Definition at line 224 of file UnaryOperators.h.

◆ sqrt()

template<class T , unsigned int D>

VecExpr< UnaryOp< Sqrt< T >, SVector< T, D >, T >, T, D > ROOT::Math::sqrt ( const SVector< T, D > & rhs )

inline

square root of a vector (element by element) v2(i) = sqrt( v1(i) ) returning a vector expression

Definition at line 299 of file UnaryOperators.h.

◆ TensorProd()

template<class T , unsigned int D1, unsigned int D2>

Expr< TensorMulOp< SVector< T, D1 >, SVector< T, D2 > >, T, D1, D2 > ROOT::Math::TensorProd	(	const SVector< T, D1 > &	lhs,
		const SVector< T, D2 > &	rhs
	)

inline

Tensor Vector Product : M(i,j) = v(i) * v(j) returning a matrix expression.
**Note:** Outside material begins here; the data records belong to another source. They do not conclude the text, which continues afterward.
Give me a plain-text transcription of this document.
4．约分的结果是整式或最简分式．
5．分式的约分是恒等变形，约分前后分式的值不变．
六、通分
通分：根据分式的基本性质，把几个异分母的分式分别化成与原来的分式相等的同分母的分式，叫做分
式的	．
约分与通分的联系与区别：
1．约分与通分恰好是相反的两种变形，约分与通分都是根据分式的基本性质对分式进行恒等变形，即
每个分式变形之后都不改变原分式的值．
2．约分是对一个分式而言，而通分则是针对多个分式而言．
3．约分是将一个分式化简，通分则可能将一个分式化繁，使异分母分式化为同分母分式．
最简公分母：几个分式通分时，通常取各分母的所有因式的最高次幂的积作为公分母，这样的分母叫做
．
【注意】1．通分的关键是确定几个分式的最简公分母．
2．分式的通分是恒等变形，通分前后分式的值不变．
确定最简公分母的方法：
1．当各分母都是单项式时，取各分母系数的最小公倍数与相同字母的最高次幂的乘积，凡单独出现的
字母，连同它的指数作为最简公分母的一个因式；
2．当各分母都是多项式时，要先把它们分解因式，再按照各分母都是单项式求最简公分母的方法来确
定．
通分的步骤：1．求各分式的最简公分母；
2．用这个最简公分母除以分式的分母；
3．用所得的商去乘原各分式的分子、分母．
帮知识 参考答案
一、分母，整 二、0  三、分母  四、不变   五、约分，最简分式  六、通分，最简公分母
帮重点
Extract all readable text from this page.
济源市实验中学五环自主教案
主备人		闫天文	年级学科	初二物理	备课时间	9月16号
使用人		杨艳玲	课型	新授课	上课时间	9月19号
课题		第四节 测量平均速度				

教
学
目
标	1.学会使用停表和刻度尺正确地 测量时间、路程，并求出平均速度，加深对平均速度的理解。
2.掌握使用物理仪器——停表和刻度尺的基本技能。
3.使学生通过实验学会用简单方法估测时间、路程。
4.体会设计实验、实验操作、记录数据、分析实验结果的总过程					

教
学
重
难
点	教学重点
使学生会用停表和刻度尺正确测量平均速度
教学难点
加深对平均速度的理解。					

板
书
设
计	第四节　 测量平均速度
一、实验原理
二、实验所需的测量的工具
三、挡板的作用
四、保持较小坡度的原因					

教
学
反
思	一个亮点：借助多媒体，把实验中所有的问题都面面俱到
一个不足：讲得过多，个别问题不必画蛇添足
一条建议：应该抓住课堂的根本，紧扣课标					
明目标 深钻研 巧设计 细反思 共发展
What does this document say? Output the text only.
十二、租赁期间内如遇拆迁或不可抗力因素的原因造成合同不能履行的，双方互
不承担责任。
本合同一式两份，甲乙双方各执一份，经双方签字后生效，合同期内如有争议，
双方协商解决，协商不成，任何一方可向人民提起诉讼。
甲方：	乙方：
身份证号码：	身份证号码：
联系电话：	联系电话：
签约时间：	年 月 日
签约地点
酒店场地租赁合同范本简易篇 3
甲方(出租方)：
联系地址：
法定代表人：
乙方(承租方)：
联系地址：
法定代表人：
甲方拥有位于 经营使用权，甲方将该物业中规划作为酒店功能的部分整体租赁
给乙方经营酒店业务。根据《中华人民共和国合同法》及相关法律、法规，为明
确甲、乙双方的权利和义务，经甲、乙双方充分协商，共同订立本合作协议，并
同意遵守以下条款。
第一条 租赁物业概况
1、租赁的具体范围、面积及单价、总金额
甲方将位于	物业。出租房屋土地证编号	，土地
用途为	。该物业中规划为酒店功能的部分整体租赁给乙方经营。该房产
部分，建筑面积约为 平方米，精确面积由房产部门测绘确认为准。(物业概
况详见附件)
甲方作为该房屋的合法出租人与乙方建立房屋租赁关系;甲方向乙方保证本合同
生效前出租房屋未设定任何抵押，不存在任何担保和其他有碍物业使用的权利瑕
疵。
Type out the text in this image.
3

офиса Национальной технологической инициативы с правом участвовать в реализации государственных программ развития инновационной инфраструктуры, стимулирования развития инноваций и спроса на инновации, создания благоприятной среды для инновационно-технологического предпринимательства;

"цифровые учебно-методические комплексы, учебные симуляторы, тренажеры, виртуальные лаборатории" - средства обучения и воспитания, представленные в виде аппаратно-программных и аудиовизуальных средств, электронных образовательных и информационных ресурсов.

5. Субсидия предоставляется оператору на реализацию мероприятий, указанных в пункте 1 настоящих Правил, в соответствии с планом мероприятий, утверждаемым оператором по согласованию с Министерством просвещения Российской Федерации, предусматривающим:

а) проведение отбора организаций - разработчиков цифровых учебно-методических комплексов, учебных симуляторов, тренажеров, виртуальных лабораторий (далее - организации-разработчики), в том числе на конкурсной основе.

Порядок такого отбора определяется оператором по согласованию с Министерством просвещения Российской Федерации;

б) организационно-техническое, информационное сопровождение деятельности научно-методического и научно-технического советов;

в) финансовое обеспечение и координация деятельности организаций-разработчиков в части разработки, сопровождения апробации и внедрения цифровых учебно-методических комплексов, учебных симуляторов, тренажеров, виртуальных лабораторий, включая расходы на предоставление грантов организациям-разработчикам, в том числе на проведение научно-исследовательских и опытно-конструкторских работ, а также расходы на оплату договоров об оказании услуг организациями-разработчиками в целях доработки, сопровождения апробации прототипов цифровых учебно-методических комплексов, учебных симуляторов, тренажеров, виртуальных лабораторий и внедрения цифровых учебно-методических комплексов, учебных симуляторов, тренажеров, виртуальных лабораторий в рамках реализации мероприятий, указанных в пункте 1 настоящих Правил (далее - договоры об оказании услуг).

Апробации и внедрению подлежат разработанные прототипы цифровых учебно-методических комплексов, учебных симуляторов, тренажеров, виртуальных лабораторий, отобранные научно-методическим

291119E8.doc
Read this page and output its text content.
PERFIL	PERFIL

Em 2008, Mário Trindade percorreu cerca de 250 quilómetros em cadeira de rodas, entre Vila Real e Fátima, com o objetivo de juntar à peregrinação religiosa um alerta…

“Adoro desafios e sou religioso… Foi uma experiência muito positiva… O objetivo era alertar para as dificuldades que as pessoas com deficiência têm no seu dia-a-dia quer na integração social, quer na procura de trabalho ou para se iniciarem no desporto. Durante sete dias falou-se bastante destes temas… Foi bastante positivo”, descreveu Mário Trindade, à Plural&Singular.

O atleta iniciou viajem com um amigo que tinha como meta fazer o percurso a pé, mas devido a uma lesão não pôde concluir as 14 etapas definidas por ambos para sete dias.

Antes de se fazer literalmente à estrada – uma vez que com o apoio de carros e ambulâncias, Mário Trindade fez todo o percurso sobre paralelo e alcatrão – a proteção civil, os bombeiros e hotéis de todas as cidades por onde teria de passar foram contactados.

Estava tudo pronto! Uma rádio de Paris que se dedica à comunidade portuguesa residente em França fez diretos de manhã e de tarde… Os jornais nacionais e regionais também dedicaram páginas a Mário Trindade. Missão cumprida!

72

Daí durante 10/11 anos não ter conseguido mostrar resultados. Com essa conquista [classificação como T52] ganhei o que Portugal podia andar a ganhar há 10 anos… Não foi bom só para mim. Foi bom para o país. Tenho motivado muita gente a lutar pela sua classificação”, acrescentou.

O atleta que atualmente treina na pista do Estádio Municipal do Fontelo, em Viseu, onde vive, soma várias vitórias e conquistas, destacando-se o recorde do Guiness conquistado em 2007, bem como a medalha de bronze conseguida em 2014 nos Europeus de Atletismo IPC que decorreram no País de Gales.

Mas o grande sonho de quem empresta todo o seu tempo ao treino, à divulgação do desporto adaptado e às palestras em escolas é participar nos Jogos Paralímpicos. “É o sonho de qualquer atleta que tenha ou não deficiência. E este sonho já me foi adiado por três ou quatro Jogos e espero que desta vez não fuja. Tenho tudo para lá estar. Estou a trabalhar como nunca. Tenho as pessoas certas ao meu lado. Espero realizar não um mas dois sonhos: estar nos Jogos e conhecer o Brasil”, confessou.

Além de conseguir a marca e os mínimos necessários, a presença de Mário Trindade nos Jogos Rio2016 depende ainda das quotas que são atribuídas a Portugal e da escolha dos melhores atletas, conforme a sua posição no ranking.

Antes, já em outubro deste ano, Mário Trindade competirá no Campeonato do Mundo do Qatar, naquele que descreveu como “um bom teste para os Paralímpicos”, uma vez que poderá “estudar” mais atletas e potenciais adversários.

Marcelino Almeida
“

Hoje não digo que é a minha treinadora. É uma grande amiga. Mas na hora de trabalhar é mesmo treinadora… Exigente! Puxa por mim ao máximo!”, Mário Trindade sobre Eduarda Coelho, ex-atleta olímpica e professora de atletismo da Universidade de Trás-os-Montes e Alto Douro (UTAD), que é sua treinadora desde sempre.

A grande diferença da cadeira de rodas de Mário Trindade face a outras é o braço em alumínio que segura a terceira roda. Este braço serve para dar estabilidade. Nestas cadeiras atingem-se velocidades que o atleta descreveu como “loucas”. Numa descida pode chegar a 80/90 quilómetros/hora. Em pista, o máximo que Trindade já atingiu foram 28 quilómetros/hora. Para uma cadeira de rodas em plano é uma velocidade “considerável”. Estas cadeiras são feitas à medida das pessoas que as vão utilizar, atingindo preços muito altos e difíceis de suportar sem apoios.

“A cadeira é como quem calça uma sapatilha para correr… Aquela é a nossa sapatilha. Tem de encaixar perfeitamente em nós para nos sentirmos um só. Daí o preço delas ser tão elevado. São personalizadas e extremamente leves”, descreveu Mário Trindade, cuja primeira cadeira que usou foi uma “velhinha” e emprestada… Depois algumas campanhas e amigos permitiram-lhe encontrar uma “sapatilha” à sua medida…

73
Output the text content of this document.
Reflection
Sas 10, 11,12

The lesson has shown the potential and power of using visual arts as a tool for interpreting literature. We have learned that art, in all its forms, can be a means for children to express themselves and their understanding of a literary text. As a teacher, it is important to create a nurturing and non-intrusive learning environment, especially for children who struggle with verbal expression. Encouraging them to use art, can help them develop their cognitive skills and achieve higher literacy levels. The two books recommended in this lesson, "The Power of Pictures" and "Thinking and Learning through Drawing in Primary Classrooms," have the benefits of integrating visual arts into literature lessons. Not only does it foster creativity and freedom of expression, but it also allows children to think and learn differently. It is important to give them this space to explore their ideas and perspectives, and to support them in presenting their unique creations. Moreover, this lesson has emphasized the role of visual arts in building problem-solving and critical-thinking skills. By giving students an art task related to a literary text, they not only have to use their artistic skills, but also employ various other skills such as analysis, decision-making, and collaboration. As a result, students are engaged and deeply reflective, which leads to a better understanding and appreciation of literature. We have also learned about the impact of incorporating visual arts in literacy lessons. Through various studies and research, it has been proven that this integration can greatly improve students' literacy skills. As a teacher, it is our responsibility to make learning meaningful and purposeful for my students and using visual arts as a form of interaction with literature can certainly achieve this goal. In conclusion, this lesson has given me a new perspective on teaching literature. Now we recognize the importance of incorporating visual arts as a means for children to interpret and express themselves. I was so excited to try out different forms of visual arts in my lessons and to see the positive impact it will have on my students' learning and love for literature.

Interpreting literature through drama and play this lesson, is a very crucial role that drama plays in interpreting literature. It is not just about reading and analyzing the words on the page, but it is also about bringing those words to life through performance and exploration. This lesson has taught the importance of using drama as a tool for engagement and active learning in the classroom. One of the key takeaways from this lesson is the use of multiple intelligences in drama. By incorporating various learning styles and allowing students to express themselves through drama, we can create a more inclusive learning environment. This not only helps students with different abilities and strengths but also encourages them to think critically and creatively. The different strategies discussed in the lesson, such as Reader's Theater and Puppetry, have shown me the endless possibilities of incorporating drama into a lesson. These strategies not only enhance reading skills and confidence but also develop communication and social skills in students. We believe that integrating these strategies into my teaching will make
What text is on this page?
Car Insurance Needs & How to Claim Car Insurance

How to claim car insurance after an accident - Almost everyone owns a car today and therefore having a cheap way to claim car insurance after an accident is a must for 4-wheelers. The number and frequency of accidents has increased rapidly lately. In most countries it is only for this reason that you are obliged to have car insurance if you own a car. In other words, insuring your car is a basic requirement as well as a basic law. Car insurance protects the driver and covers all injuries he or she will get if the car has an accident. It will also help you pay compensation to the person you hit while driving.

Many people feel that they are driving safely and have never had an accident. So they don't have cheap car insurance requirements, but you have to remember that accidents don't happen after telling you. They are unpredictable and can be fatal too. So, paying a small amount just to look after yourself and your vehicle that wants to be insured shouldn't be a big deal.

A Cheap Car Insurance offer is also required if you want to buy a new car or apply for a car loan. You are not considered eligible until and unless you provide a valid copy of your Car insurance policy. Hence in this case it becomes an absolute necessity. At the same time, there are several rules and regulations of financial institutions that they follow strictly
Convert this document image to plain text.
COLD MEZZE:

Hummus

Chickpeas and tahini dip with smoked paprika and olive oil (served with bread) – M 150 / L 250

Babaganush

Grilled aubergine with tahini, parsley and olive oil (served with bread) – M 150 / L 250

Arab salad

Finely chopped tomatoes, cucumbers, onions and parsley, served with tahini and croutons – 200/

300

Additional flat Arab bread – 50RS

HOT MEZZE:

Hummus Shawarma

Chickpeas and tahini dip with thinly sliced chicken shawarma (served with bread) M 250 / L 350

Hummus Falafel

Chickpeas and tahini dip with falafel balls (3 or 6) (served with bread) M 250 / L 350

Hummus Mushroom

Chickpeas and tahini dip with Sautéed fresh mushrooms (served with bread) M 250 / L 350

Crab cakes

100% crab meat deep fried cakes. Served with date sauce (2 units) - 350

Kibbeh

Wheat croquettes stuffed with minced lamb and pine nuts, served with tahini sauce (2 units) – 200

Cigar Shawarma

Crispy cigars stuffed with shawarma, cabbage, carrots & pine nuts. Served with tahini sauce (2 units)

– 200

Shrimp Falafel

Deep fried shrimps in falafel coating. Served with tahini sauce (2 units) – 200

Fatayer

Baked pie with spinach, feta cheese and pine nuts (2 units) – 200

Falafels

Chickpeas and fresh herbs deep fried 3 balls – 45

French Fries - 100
Definition at line 883 of file MatrixFunctions.h.

◆ Unit()

template<class T , unsigned int D>

SVector< T, D > ROOT::Math::Unit ( const SVector< T, D > & rhs )

inline

Unit.

Return a vector of unit length: $\vec{e}_v = \vec{v}/|\vec{v}|$ .

Author: T. Glebe

Definition at line 381 of file Functions.h.